Agir pour l’emploi et par conséquent le pouvoir d’achat, c’est mettre fin à ces 35 heures qui ont cassé non seulement notre économie mais également le moral de nos concitoyens. Pour ce faire, un accord gagnant- gagnant devra être trouvé avec l’ensemble des partenaires sociaux. Faute d’accord, il faudra prendre nos responsabilités. Il faut aussi arrêter de faire peser des contraintes supplémentaires sur les ménages français et sur la compétitivité des seules entreprises françaises, avec la taxe carbone. En effet,celle-ci doit concerner avant tout les produits qui ont parcouru des milliers de kilomètres pour être vendus dans les hypermarchés. Elle doit être instituée aux frontières de l’Union européenne. Les produits importés devront également participer au financement de notre protection sociale. Il faut aussi retrouver un patriotisme économique qui fait cruellement défaut et surtout payer correctement les salariés. La mondialisation n’excuse pas tout.
Agir pour la sécurité, c’est prendre les mesures nécessaires pour punir, afin de mettre hors d’état de nuire, ceux qui s’imaginent pouvoir frapper impunément les plus faibles d’entre nous. Les peines de prison doivent ainsi être appliquées. Les délinquants étrangers arrêtés et condamnés devront être expulsés du territoire national une fois leur peine purgée. Cela évitera un certain nombre de récidives.
Agir pour stopper l’immigration de peuplement, c’est préserver la paix civile et notre système de protection sociale, faute de quoi les digues finiront par céder devant les extrémismes de tous bords. Il n’y a pas d’autre choix si nous voulons réussir à assimiler tous les Français récemment naturalisés car, nous le savons tous, en ce domaine,l’échec est patent.
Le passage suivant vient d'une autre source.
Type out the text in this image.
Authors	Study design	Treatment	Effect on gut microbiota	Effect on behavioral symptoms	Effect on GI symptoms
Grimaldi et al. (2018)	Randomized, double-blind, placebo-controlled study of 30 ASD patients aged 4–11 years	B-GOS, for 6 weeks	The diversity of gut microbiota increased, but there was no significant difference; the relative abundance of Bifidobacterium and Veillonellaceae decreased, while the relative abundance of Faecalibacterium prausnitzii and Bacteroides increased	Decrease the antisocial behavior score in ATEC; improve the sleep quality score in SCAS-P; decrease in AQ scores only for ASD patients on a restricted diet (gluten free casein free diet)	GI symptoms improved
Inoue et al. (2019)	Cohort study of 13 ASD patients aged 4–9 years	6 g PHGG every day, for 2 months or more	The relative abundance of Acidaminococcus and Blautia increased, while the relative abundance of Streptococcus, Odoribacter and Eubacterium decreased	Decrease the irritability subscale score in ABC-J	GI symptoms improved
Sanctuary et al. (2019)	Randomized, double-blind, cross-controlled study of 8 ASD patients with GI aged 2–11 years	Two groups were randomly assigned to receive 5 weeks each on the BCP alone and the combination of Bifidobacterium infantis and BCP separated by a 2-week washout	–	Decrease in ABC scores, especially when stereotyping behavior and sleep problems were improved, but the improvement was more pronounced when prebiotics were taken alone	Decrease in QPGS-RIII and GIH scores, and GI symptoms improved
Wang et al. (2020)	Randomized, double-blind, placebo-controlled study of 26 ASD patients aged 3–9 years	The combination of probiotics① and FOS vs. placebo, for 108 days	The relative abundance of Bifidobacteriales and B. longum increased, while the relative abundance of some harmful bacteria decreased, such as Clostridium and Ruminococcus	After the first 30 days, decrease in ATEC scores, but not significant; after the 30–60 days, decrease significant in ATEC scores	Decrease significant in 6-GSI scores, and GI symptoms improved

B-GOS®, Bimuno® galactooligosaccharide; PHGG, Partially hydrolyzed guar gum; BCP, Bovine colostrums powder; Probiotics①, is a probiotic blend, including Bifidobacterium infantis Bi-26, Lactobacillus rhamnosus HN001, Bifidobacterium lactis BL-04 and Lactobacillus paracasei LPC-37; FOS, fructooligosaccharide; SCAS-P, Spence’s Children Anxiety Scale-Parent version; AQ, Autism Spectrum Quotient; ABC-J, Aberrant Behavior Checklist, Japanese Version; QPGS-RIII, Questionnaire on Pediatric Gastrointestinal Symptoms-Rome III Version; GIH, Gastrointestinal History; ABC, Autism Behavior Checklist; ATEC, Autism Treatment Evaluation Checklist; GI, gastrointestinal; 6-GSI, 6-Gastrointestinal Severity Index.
Les trois derniers scrutins doivent être pris en compte. C’est la raison pour laquelle il est temps de retrouver et de mettre en oeuvre l’ensemble des engagements présidentiels de 2007. Nous sommes convaincus que seuls les fondamentaux d’une droite populaire et républicaine, à l’écoute de tous les Français, peuvent redonner à la France son courage et son dynamisme.
Les députés UMP cosignataires : Yves Albarello (Seine-et-Marne), Claude Bodin (Val-d’Oise), Jean-Pierre Decool (Nord), Nicolas Dhuicq (Aube), Sauveur Gandolfi-Scheit (Haute-Corse), Jean-Paul Garraud (Gironde), Christophe Guilloteau (Rhône), Marc Le Fur (Côtes-d’Armor), Jacques Myard (Yvelines), Yanick Paternotte (Val-d’Oise), Jacques Remiller (Isère), Patrice Verchère (Rhône) et Michel Voisin (Ain).
Philippe Meunier est député UMP du Rhône.